Indeed, even in Japan, there is concern about how digital currencies might affect banks. In his recent statement, BOJ Governor Ueda noted their potential to cause outflows from banks and highlighted how most countries plan to impose CBDC holding limits.

However, the biggest concern is usually privacy. Citizens fear that every transaction could be watched and monitored by overbearing governments. In some cases, skeptics have raised concerns about the potential for transaction censorship.

Are there any upsides to CBDCs?

Of course, while there are CBDC skeptics, there are also supporters who highlight their
benefits. Proponents point to the ability to stimulate economically deprived areas, get cash into citizens’ hands faster during downturns by cutting out retail banks, and control what welfare payments can be used for, e.g., by making payments spendable only on essentials.

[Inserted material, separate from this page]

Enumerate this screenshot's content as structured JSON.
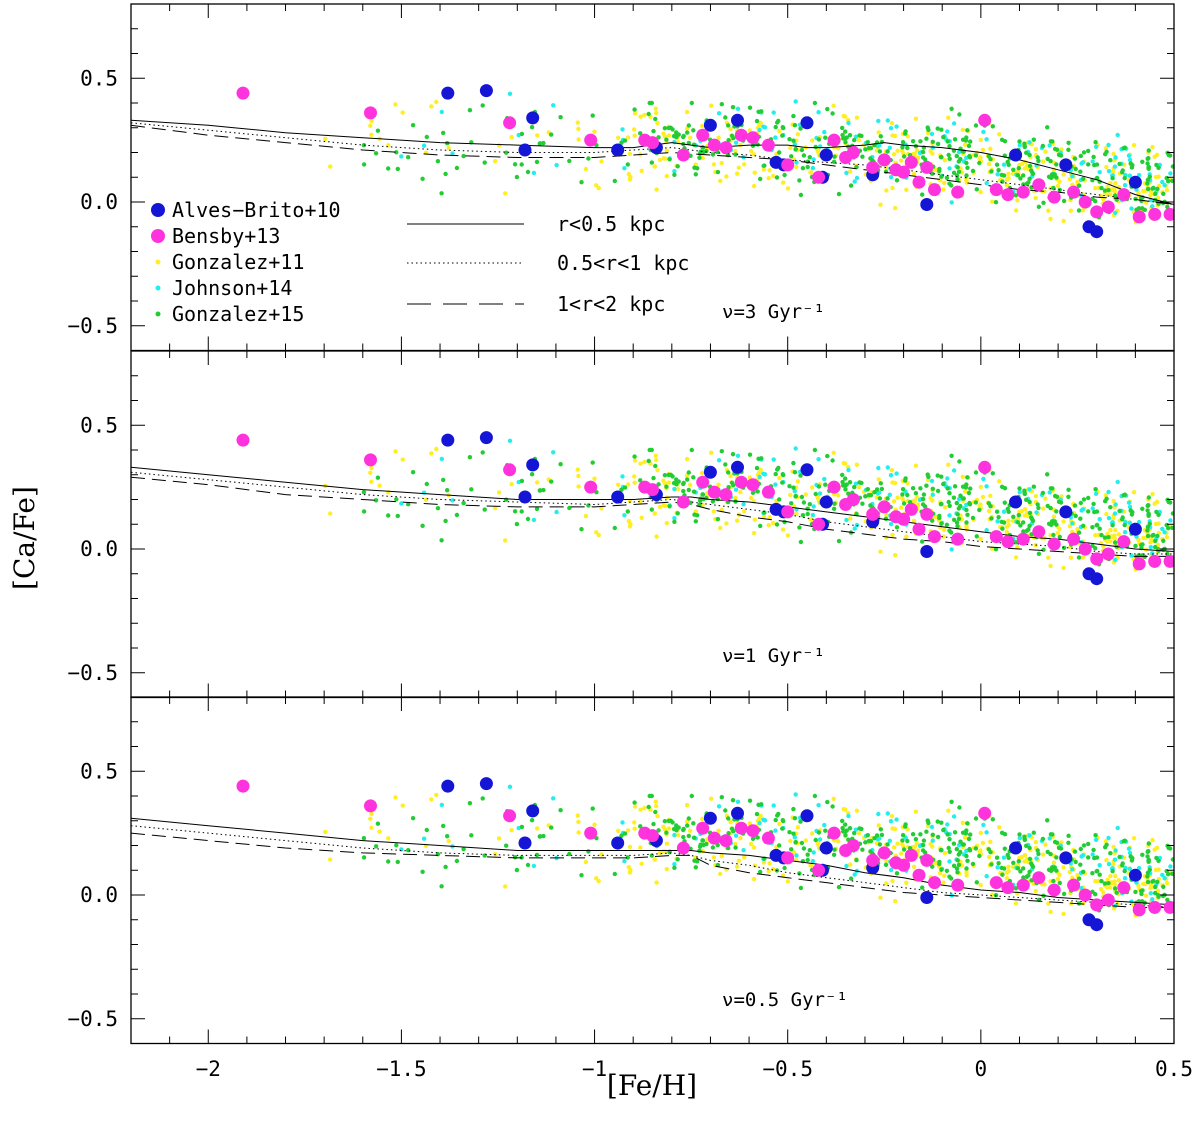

Supporters of CBDCs argue that the ability to monitor financial activity cuts both ways. While governments would have an unprecedented overview of the flow of payments, citizens would also be able to monitor more closely how taxes are being spent and what wallets holding public funds are doing in real time.

CBDCs are also suitable for a broader range of payments than cash, something BOJ Governor Ueda also pointed out in his speech. Since they “transcend space,” meaning they are non-physical, they can be used in ways cash cannot, such as in online payments, sending payments across the country, and more.

Opinion: Two sides to one story

As always, there are two sides to the CBDC story. There are benefits and drawbacks, and each country must try to find a balance that works for its citizens.

It’s also worth noting that many of the concerns about payment censorship and privacy can be addressed by issuing CBDCs on a scalable public blockchain like  BSV. Doing so would mean only payments related to illegal transactions could be frozen or seized with a valid court order, creating a layer of protection for users concerned about bureaucratic abuse.

Likewise, payments on a low-fee scalable blockchain can offer a level of privacy that national ledgers cannot; identity is firewalled on the BSV blockchain. Since transactions are so cheap that they are almost free, it’s also possible for citizens to hold many wallets with small amounts of cash, only using them once or twice.

All of this requires careful thought and consideration, but using a scalable public blockchain can realize many of CBDCs’ benefits while mitigating many of the concerns about them.